Viva Florida Focuses on the First Coast in 2014/15
Around the State
On Friday, the Florida Department of State announced Viva Florida will continue highlighting the Sunshine State’s history through 2015 with a focus on the First Coast in the next two years.
“Viva Florida 500 was the centerpiece in a series of important historical and cultural anniversaries in our state,” said Florida Secretary of State Ken Detzner on Friday. “From Pensacola’s 450th anniversary in 2009 through to St. Augustine’s 450th anniversary in 2015, Viva Florida is an excellent way to promote Florida’s diverse cultural heritage and rich history.”
While Viva Florida showcased the 500th anniversary of Ponce de Leon’s discovery of Florida last year, 2014 will focus on a more contemporary topic as the nation celebrates the 50th anniversary of the Civil Rights Act. Detzner’s team cited a study showing cultural and historical tourism led to $2.55 billion added to Florida’s economy from August 2012 to August of last year.
Viva Florida will turn its focus to the First Coast this year and next to mark the 450th anniversary of the establishment of the French colony of Fort Caroline. In 2015, Viva Florida will showcase the 450th anniversary of the establishment of St. Augustine.

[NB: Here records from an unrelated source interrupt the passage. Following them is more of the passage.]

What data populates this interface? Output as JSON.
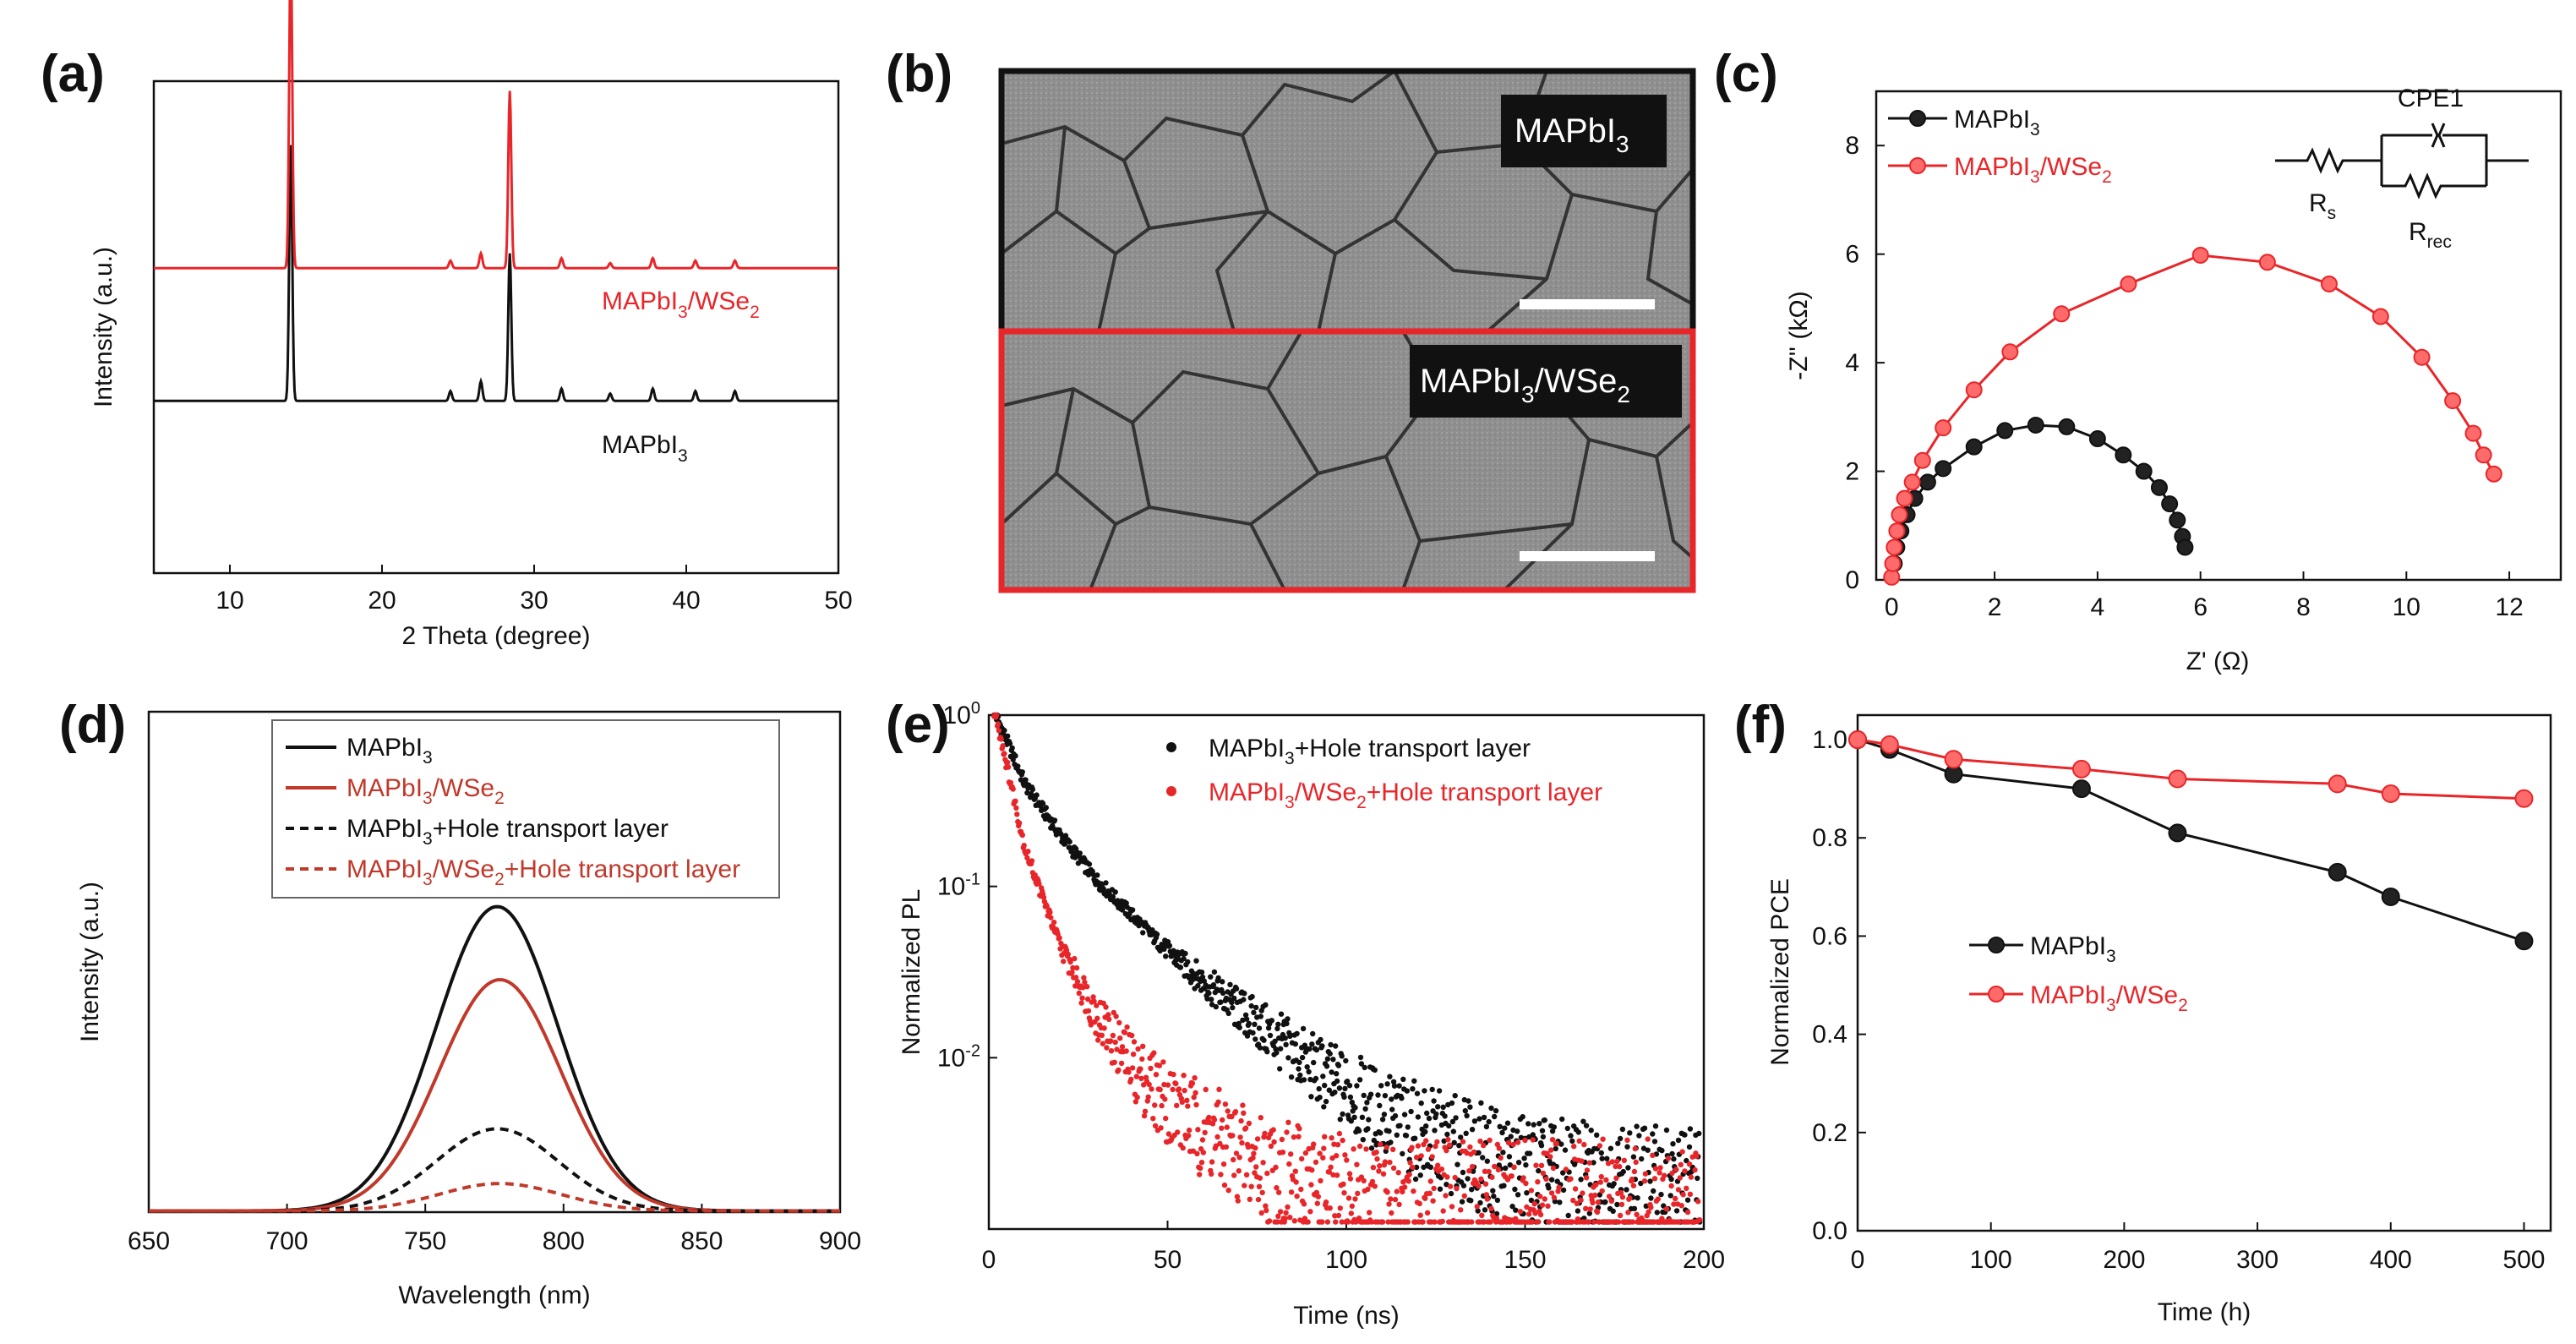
{
  "colors": {
    "black": "#111111",
    "red": "#e8262a",
    "dark_red": "#c0392b",
    "sem_label_bg": "#111111"
  },
  "panels": {
    "a": "(a)",
    "b": "(b)",
    "c": "(c)",
    "d": "(d)",
    "e": "(e)",
    "f": "(f)"
  },
  "sem_images": {
    "top": {
      "label": "MAPbI",
      "sub": "3",
      "frame_color": "#111111"
    },
    "bottom": {
      "label": "MAPbI",
      "sub1": "3",
      "mid": "/WSe",
      "sub2": "2",
      "frame_color": "#e8262a"
    }
  },
  "chart_data": [
    {
      "id": "a",
      "type": "line",
      "title": "",
      "xlabel": "2 Theta (degree)",
      "ylabel": "Intensity (a.u.)",
      "xlim": [
        5,
        50
      ],
      "xticks": [
        10,
        20,
        30,
        40,
        50
      ],
      "series": [
        {
          "name": "MAPbI3",
          "label_main": "MAPbI",
          "label_sub": "3",
          "color": "#111111",
          "baseline": 0.35,
          "peaks": [
            [
              14.0,
              0.52
            ],
            [
              24.5,
              0.02
            ],
            [
              26.5,
              0.04
            ],
            [
              28.4,
              0.3
            ],
            [
              31.8,
              0.025
            ],
            [
              35.0,
              0.015
            ],
            [
              37.8,
              0.025
            ],
            [
              40.6,
              0.02
            ],
            [
              43.2,
              0.02
            ]
          ]
        },
        {
          "name": "MAPbI3/WSe2",
          "label_main": "MAPbI",
          "label_sub": "3",
          "label_mid": "/WSe",
          "label_sub2": "2",
          "color": "#e8262a",
          "baseline": 0.62,
          "peaks": [
            [
              14.0,
              0.66
            ],
            [
              24.5,
              0.015
            ],
            [
              26.5,
              0.03
            ],
            [
              28.4,
              0.36
            ],
            [
              31.8,
              0.02
            ],
            [
              35.0,
              0.01
            ],
            [
              37.8,
              0.02
            ],
            [
              40.6,
              0.015
            ],
            [
              43.2,
              0.015
            ]
          ]
        }
      ]
    },
    {
      "id": "c",
      "type": "scatter",
      "title": "",
      "xlabel": "Z' (Ω)",
      "ylabel": "-Z'' (kΩ)",
      "xlim": [
        -0.3,
        13
      ],
      "ylim": [
        0,
        9
      ],
      "xticks": [
        0,
        2,
        4,
        6,
        8,
        10,
        12
      ],
      "yticks": [
        0,
        2,
        4,
        6,
        8
      ],
      "circuit": {
        "top": "CPE1",
        "left_main": "R",
        "left_sub": "s",
        "right_main": "R",
        "right_sub": "rec"
      },
      "series": [
        {
          "name": "MAPbI3",
          "label_main": "MAPbI",
          "label_sub": "3",
          "color": "#111111",
          "x": [
            0.05,
            0.1,
            0.18,
            0.3,
            0.45,
            0.7,
            1.0,
            1.6,
            2.2,
            2.8,
            3.4,
            4.0,
            4.5,
            4.9,
            5.2,
            5.4,
            5.55,
            5.65,
            5.7
          ],
          "y": [
            0.3,
            0.6,
            0.9,
            1.2,
            1.5,
            1.8,
            2.05,
            2.45,
            2.75,
            2.85,
            2.82,
            2.6,
            2.3,
            2.0,
            1.7,
            1.4,
            1.1,
            0.8,
            0.6
          ]
        },
        {
          "name": "MAPbI3/WSe2",
          "label_main": "MAPbI",
          "label_sub": "3",
          "label_mid": "/WSe",
          "label_sub2": "2",
          "color": "#e8262a",
          "x": [
            0.0,
            0.02,
            0.05,
            0.1,
            0.15,
            0.25,
            0.4,
            0.6,
            1.0,
            1.6,
            2.3,
            3.3,
            4.6,
            6.0,
            7.3,
            8.5,
            9.5,
            10.3,
            10.9,
            11.3,
            11.5,
            11.7
          ],
          "y": [
            0.05,
            0.3,
            0.6,
            0.9,
            1.2,
            1.5,
            1.8,
            2.2,
            2.8,
            3.5,
            4.2,
            4.9,
            5.45,
            5.98,
            5.85,
            5.45,
            4.85,
            4.1,
            3.3,
            2.7,
            2.3,
            1.95
          ]
        }
      ]
    },
    {
      "id": "d",
      "type": "line",
      "title": "",
      "xlabel": "Wavelength (nm)",
      "ylabel": "Intensity (a.u.)",
      "xlim": [
        650,
        900
      ],
      "xticks": [
        650,
        700,
        750,
        800,
        850,
        900
      ],
      "series": [
        {
          "name": "MAPbI3",
          "label_main": "MAPbI",
          "label_sub": "3",
          "color": "#111111",
          "style": "solid",
          "center": 776,
          "sigma": 22,
          "amplitude": 1.0
        },
        {
          "name": "MAPbI3/WSe2",
          "label_main": "MAPbI",
          "label_sub": "3",
          "label_mid": "/WSe",
          "label_sub2": "2",
          "color": "#c0392b",
          "style": "solid",
          "center": 777,
          "sigma": 22,
          "amplitude": 0.76
        },
        {
          "name": "MAPbI3+Hole transport layer",
          "label_main": "MAPbI",
          "label_sub": "3",
          "label_tail": "+Hole transport layer",
          "color": "#111111",
          "style": "dashed",
          "center": 776,
          "sigma": 22,
          "amplitude": 0.27
        },
        {
          "name": "MAPbI3/WSe2+Hole transport layer",
          "label_main": "MAPbI",
          "label_sub": "3",
          "label_mid": "/WSe",
          "label_sub2": "2",
          "label_tail": "+Hole transport layer",
          "color": "#c0392b",
          "style": "dashed",
          "center": 777,
          "sigma": 22,
          "amplitude": 0.09
        }
      ]
    },
    {
      "id": "e",
      "type": "scatter",
      "title": "",
      "xlabel": "Time (ns)",
      "ylabel": "Normalized PL",
      "yscale": "log",
      "xlim": [
        0,
        200
      ],
      "ylim": [
        0.001,
        1
      ],
      "xticks": [
        0,
        50,
        100,
        150,
        200
      ],
      "yticks": [
        1,
        0.1,
        0.01
      ],
      "ytick_labels": [
        {
          "base": "10",
          "exp": "0"
        },
        {
          "base": "10",
          "exp": "-1"
        },
        {
          "base": "10",
          "exp": "-2"
        }
      ],
      "series": [
        {
          "name": "MAPbI3+Hole transport layer",
          "label_main": "MAPbI",
          "label_sub": "3",
          "label_tail": "+Hole transport layer",
          "color": "#111111",
          "t": [
            2,
            10,
            20,
            30,
            40,
            50,
            60,
            70,
            80,
            90,
            100,
            110,
            120,
            130,
            140,
            150,
            160,
            170,
            180,
            190,
            200
          ],
          "y": [
            1.0,
            0.4,
            0.2,
            0.11,
            0.068,
            0.042,
            0.028,
            0.019,
            0.013,
            0.009,
            0.0064,
            0.0048,
            0.0037,
            0.003,
            0.0025,
            0.0022,
            0.002,
            0.0019,
            0.0018,
            0.0018,
            0.0018
          ]
        },
        {
          "name": "MAPbI3/WSe2+Hole transport layer",
          "label_main": "MAPbI",
          "label_sub": "3",
          "label_mid": "/WSe",
          "label_sub2": "2",
          "label_tail": "+Hole transport layer",
          "color": "#e8262a",
          "t": [
            2,
            10,
            20,
            30,
            40,
            50,
            60,
            70,
            80,
            90,
            100,
            110,
            120,
            130,
            140,
            150,
            160,
            170,
            180,
            190,
            200
          ],
          "y": [
            1.0,
            0.17,
            0.045,
            0.018,
            0.009,
            0.0055,
            0.0038,
            0.0028,
            0.0021,
            0.0017,
            0.0015,
            0.0014,
            0.0014,
            0.0014,
            0.0014,
            0.0014,
            0.0014,
            0.0014,
            0.0014,
            0.0014,
            0.0014
          ]
        }
      ]
    },
    {
      "id": "f",
      "type": "line",
      "title": "",
      "xlabel": "Time (h)",
      "ylabel": "Normalized PCE",
      "xlim": [
        0,
        520
      ],
      "ylim": [
        0,
        1.05
      ],
      "xticks": [
        0,
        100,
        200,
        300,
        400,
        500
      ],
      "yticks": [
        0.0,
        0.2,
        0.4,
        0.6,
        0.8,
        1.0
      ],
      "series": [
        {
          "name": "MAPbI3",
          "label_main": "MAPbI",
          "label_sub": "3",
          "color": "#111111",
          "x": [
            0,
            24,
            72,
            168,
            240,
            360,
            400,
            500
          ],
          "y": [
            1.0,
            0.98,
            0.93,
            0.9,
            0.81,
            0.73,
            0.68,
            0.59
          ]
        },
        {
          "name": "MAPbI3/WSe2",
          "label_main": "MAPbI",
          "label_sub": "3",
          "label_mid": "/WSe",
          "label_sub2": "2",
          "color": "#e8262a",
          "x": [
            0,
            24,
            72,
            168,
            240,
            360,
            400,
            500
          ],
          "y": [
            1.0,
            0.99,
            0.96,
            0.94,
            0.92,
            0.91,
            0.89,
            0.88
          ]
        }
      ]
    }
  ]
}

Backed by the French crown and Huguenot leaders, René Goulaine de Laudonnière led a French expedition to Florida, landing at the St. Johns River in June 1564. Despite some hardships and poor decisions, the colony survived until the next September when French reinforcements under Jean Ribault arrived.
As Ribault replaced Laudonnière in command, Spanish forces under Pedro Menendez de Aviles founded St. Augustine just to the south of the French colony. Ribault launched an attack on St. Augustine, only to have his fleet destroyed by a sudden hurricane. Menendez led the Spanish to Fort Caroline and ran the French off. A few weeks later, Menendez found the shipwrecked Frenchmen and slaughtered most of them -- including his gubernatorial rival Ribault.
While St. Augustine went on to survive as the longest established city in the United States and thrive as a tourist attraction, Fort Caroline was lost to history until longtime U.S. Rep. Charles Bennett, D-Fla., led the fight to have a national memorial honoring the French colony. Besides being in politics, Bennett was a historian, writing books on the First Coast’s history including works on Laudonnière and Fort Caroline. A replica of Fort Caroline now stands on the southern bank of the St. Johns as part of the Timucuan Ecological and Historic Preserve in Jacksonville.